NEW YORK, Nov 7 (Reuters) - A member of the Republican minority on the top U.S. securities regulator asked his colleagues on Tuesday to consider revising draft regulation on disclosing climate-related risks which has stoked fierce debate and expectations of lawsuits.
The Securities and Exchange Commission (SEC) has been wading through some 16,000 letters received in response to a proposal released in March 2022 that would force listed companies to formally report their greenhouse gas emissions and climate-related risks.
Mark Uyeda, one of two Republicans on the five-member SEC board, suggested in remarks prepared for an event in New York that the agency should consider starting the process again.
"Before the Commission adopts any final rule that significantly deviates from the proposal, it should seriously consider re-proposing the rule with revised rule text and an updated economic analysis," the text of Uyeda's speech said.
The rule was originally expected earlier this year but the timetable is now unclear.
Uyeda has previously echoed the influential U.S. Chamber of Commerce lobby group in expressing concerns it would increase the cost of doing business.
It would need votes from three of the five commissioners to pass.

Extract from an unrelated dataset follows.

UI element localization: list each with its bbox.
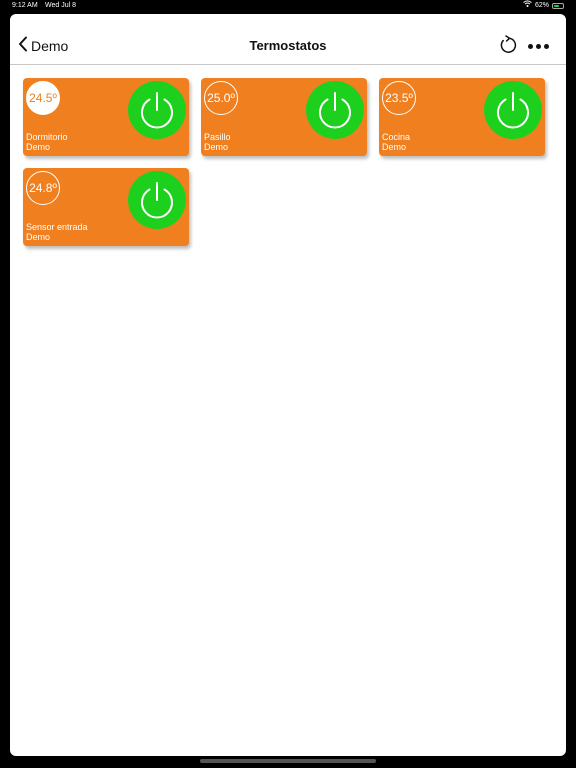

Democrats, who currently outnumber their conservative opponents, have been broadly friendlier to environmental regulation in recent years.
SEC Chair Gary Gensler told reporters at an event in Washington that he had not yet reviewed Uyeda's comments.
"We've finalized a couple dozen rules and we do make modifications but we generally do adopt," Gensler said.
The current draft would in some cases ask companies to make difficult assessments of greenhouse gas emissions created throughout their supply chains, and to lay out risks like physical damage and disruption from severe weather events.